The rest of 2016 is history: undefeated on grass, winning his second Olympic gold, unbeaten through the last five tournaments of the year, claiming the No1 ranking with his first World Tour Finals trophy.
All of that, though, took a toll come this year and, also hindered by a bout of shingles, Murray has struggled to string together wins except for the title in Dubai. He then had to pull out of Miami with an elbow injury and only just made it back to court in time to play Monte-Carlo. Perhaps not surprisingly, he lost in his second match, and that gave him the time and incentive to add Barcelona to his schedule.
“I haven’t played many matches in the last five to six weeks so that’s the reason for coming here… I need to spend time on the practice court, but I came here to try and play matches, that’s the best way to adapt to surfaces against the best players in the world.”

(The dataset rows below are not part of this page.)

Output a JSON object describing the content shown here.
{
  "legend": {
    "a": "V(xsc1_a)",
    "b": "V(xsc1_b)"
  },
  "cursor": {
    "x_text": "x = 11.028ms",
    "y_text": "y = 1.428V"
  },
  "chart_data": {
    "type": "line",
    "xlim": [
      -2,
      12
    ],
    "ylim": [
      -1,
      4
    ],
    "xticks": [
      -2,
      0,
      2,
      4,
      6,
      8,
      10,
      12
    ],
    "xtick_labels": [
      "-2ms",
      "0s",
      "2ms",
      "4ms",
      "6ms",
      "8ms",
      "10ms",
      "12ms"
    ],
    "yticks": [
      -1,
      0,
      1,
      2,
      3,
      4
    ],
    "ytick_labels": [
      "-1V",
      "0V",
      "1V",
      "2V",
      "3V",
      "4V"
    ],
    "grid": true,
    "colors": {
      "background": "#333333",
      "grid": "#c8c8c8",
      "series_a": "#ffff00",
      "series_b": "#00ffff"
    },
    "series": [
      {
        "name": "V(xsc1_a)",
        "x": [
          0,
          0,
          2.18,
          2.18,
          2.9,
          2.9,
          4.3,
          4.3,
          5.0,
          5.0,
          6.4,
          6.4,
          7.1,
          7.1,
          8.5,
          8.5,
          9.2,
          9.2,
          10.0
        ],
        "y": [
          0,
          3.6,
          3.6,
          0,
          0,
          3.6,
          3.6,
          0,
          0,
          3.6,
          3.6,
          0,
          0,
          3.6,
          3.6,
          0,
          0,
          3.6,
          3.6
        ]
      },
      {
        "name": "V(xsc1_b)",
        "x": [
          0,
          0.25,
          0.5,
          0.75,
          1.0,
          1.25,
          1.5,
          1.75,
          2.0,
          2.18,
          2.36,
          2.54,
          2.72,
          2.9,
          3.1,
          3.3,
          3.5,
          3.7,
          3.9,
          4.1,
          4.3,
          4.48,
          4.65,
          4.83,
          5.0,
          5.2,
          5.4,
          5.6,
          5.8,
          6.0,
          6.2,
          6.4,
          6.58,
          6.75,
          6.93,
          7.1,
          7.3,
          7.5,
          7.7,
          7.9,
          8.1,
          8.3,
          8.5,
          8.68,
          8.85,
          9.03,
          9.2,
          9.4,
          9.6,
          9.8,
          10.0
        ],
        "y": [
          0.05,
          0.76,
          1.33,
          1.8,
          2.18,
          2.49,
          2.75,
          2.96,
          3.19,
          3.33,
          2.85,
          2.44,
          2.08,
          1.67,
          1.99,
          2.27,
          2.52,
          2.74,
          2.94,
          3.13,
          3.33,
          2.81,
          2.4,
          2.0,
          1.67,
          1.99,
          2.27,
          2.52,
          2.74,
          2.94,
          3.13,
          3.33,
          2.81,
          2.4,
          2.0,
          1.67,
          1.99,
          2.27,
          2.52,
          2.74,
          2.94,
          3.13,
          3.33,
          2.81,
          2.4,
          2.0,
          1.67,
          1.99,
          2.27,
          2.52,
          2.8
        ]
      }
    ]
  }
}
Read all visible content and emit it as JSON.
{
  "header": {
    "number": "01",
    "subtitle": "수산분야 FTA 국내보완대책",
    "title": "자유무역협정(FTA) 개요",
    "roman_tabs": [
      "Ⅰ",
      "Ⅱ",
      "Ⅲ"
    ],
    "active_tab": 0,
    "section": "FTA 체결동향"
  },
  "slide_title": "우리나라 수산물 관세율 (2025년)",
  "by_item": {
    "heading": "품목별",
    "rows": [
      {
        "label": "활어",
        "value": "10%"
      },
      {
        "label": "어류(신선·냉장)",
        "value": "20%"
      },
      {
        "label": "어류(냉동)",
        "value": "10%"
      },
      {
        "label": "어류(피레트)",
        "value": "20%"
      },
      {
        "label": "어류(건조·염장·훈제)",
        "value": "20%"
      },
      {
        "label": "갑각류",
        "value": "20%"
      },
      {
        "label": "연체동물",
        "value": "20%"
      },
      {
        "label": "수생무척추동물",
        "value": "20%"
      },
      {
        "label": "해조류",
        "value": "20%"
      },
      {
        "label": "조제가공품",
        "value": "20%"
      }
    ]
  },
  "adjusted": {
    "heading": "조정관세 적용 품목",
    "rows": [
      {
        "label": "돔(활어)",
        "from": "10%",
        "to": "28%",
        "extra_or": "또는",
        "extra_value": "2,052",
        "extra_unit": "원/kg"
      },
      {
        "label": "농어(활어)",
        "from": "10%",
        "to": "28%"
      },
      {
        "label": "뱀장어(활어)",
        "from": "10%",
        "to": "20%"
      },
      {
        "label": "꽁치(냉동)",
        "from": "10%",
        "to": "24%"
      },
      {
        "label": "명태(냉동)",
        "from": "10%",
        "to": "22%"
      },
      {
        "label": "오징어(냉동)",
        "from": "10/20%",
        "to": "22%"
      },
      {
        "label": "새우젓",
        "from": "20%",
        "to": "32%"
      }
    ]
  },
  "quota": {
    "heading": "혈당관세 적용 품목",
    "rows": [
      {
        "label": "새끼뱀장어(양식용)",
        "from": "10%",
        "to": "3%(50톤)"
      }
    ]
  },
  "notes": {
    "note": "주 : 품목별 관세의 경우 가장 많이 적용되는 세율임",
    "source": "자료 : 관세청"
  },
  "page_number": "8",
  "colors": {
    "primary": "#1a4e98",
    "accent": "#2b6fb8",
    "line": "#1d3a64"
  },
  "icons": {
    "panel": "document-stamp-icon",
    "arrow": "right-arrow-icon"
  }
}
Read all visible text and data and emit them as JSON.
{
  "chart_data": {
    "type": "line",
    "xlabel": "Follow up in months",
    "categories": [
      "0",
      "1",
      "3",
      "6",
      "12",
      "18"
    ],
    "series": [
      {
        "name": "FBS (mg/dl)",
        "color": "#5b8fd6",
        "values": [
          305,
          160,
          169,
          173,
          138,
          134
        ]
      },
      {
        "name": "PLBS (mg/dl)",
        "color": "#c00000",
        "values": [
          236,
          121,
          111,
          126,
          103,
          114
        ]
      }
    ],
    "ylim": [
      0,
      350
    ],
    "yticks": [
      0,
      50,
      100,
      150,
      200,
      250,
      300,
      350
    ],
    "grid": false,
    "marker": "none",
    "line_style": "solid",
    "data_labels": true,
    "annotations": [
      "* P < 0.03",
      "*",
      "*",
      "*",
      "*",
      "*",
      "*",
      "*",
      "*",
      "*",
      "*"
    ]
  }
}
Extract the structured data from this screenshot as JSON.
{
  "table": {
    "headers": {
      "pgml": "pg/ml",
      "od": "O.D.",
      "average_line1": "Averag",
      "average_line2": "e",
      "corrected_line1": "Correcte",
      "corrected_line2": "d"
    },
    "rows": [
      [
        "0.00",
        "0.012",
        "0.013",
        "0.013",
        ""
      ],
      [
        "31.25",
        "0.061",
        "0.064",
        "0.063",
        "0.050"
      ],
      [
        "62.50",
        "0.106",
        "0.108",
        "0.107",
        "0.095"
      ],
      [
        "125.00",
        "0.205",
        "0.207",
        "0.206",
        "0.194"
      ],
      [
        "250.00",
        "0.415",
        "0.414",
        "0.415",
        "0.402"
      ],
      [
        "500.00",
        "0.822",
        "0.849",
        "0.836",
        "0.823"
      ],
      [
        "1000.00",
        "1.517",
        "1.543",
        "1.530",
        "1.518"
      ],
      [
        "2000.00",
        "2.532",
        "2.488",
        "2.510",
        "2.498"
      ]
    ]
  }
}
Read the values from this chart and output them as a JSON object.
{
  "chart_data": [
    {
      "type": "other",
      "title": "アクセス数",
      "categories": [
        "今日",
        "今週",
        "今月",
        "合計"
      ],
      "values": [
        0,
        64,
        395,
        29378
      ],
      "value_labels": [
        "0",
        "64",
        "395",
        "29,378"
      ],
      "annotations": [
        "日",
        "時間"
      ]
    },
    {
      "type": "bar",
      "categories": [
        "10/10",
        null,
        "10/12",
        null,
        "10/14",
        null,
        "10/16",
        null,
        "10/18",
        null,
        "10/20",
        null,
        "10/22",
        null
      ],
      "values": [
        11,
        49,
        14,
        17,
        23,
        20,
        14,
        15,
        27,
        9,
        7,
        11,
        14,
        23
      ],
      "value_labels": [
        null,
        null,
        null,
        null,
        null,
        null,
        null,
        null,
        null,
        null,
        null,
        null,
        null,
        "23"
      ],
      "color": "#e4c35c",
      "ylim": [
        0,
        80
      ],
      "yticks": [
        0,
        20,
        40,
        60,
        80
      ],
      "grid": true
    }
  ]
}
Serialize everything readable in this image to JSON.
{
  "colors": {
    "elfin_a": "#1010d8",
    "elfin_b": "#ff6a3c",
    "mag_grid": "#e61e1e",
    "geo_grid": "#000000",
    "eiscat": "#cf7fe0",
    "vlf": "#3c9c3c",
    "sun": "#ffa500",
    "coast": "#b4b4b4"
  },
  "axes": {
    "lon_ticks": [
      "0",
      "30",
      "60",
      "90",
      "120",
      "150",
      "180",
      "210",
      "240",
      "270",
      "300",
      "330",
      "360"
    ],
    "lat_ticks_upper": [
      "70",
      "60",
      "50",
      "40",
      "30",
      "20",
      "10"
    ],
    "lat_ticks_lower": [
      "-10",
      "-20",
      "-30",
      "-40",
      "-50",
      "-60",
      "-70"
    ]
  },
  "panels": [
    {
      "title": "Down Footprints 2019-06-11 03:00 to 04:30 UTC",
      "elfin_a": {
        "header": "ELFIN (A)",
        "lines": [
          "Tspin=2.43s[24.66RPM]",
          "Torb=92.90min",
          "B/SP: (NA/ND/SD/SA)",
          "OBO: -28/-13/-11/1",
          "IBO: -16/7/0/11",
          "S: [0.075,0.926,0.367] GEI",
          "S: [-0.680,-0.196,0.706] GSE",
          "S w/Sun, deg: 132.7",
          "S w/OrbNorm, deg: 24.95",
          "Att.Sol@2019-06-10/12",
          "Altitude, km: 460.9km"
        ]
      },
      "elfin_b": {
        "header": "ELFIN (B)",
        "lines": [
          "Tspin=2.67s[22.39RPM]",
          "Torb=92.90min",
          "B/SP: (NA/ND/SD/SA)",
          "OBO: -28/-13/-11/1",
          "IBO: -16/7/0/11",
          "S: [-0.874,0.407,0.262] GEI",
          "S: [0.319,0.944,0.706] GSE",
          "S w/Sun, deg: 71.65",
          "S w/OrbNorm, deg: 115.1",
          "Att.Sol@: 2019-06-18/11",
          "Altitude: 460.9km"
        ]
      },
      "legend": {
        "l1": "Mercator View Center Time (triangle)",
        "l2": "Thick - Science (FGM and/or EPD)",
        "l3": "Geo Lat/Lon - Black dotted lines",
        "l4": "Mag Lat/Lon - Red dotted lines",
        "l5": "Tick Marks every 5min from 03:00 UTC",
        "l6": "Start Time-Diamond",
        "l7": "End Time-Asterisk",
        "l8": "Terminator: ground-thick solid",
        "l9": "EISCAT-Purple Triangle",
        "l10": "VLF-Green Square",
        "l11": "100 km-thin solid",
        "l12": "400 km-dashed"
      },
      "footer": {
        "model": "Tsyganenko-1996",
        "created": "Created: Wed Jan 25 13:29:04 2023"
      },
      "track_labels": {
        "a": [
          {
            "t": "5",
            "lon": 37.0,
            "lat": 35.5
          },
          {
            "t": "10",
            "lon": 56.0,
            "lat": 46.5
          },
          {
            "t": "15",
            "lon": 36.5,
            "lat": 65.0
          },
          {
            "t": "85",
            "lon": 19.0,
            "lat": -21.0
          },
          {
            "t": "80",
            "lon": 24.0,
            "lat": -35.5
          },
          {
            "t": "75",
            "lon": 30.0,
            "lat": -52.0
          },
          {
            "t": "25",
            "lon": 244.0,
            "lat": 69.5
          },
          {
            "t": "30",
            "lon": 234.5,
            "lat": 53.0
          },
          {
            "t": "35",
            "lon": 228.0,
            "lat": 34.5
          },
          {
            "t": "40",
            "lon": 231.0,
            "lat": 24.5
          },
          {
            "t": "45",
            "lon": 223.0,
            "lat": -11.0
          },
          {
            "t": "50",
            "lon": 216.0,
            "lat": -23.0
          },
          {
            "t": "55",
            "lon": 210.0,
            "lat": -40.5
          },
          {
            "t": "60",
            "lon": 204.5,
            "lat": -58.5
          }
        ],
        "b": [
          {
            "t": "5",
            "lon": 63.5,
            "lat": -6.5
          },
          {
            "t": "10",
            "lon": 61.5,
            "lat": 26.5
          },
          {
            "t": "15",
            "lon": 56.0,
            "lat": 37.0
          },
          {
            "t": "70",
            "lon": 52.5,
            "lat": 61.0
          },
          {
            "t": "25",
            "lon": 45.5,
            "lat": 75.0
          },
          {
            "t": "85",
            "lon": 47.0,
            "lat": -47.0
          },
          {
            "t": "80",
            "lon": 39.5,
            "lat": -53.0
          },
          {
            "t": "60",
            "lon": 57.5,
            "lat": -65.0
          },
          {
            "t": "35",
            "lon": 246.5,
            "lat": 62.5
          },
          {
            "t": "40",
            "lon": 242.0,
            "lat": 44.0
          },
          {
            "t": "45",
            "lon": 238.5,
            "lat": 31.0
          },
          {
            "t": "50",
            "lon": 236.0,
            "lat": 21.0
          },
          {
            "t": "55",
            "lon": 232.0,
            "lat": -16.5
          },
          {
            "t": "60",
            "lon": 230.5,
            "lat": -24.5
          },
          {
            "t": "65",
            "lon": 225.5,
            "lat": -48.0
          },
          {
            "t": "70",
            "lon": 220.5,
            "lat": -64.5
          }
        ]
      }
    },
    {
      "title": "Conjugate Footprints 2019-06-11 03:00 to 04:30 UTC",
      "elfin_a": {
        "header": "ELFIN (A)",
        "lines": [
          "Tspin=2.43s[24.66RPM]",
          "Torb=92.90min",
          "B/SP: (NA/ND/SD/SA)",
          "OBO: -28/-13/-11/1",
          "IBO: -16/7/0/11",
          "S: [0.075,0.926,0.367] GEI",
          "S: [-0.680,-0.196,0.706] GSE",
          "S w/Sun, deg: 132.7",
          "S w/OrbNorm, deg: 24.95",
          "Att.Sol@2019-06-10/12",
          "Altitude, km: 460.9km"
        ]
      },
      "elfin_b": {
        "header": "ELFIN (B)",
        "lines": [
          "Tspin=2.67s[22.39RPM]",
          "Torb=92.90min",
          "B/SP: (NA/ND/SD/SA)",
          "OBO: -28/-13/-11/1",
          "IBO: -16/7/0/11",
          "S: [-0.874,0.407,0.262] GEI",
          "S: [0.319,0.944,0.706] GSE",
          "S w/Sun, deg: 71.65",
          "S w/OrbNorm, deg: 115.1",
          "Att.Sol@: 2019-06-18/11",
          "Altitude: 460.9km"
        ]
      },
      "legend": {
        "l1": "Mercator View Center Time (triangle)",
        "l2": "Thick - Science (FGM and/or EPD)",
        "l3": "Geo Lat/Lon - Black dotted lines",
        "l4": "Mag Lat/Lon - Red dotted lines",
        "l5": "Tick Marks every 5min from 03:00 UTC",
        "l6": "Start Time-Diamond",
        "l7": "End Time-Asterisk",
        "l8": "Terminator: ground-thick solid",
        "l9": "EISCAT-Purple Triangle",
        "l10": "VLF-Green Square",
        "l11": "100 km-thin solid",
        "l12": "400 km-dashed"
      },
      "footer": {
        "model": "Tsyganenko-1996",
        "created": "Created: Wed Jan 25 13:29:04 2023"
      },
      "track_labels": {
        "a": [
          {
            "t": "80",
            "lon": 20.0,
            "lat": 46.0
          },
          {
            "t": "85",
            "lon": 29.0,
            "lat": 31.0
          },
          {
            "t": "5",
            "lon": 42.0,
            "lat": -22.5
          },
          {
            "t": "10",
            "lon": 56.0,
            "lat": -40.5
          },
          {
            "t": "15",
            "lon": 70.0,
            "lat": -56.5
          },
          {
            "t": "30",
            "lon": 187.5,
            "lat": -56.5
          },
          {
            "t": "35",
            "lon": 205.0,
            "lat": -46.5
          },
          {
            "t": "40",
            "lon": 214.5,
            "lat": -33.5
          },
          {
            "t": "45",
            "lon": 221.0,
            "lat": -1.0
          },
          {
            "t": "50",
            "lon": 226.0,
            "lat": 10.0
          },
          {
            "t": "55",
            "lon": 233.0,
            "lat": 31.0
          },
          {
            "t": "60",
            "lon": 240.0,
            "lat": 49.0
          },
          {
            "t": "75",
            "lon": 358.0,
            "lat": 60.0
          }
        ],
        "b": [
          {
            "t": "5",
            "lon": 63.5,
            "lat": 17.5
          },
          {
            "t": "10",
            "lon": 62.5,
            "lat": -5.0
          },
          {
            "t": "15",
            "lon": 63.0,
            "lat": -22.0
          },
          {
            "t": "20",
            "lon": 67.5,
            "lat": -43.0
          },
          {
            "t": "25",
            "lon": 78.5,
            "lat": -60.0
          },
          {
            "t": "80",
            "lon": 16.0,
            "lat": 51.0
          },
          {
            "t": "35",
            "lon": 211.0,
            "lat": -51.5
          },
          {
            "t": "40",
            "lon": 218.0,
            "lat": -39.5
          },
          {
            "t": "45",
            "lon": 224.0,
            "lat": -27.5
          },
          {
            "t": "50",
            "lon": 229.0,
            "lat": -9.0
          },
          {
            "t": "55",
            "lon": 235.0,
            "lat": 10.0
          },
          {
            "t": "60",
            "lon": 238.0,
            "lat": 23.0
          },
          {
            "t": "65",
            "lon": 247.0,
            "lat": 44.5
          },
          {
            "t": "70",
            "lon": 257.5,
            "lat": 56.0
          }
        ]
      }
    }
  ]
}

As for his recovering elbow, he is happy with his progress:
“It’s good. I’m happy with how it felt last week. I didn’t serve as well as I would have liked but I didn’t have loads of time to practise beforehand, and I’m sure it will be better again [here].”
With so many points to defend through both the clay swing and the rest of the season, it will take some strong performances at every stage to hold onto the top spot, though as he said in Dubai, “I don’t need to stay at No1. I mean nothing bad happens if I go to No2: My life’s OK, no-one dies, it’s all good! But I mean, I want to try to stay there so I’m motivated to try and do that.”
The job has since become harder, of course, as a result of illness and injury, but Murray remains pragmatic.
“You have some of the best players of all time playing just now, and playing great tennis this year, and some of the young players are playing better too. So it’s going to be tough, but I’m happy to be fit and healthy again.”
His cause in Barcelona is not helped by drawing Ramos-Vinolas in his quarter: The in-form Spaniard beat Murray on his way to that final in Monte-Carlo. First up is Bernard Tomic, and other Spaniards in this section include No6 seed Roberto Bautista Agut.
As luck would have it, fellow Britons Kyle Edmund and Dan Evans, who drew one another in the first round in Monte-Carlo—with winner Edmund then facing Nadal—fell into the same segment again, the quarter headed by No4 seed Dominic Thiem.
Both Britons won their first matches—for Evans, a first main-tour win on clay—but Edmund then lost to Thiem, 6-1, 6-4. Evans, however, went on to beat No14 seed Mischa Zverev for his second straight win, and now it is his turn to face Thiem, with Pablo Carreno Busta the next highest seed in this quarter.
It is, though, hard to look beyond Nadal in Barcelona—and almost as hard to see beyond Murray as his final opponent come Sunday.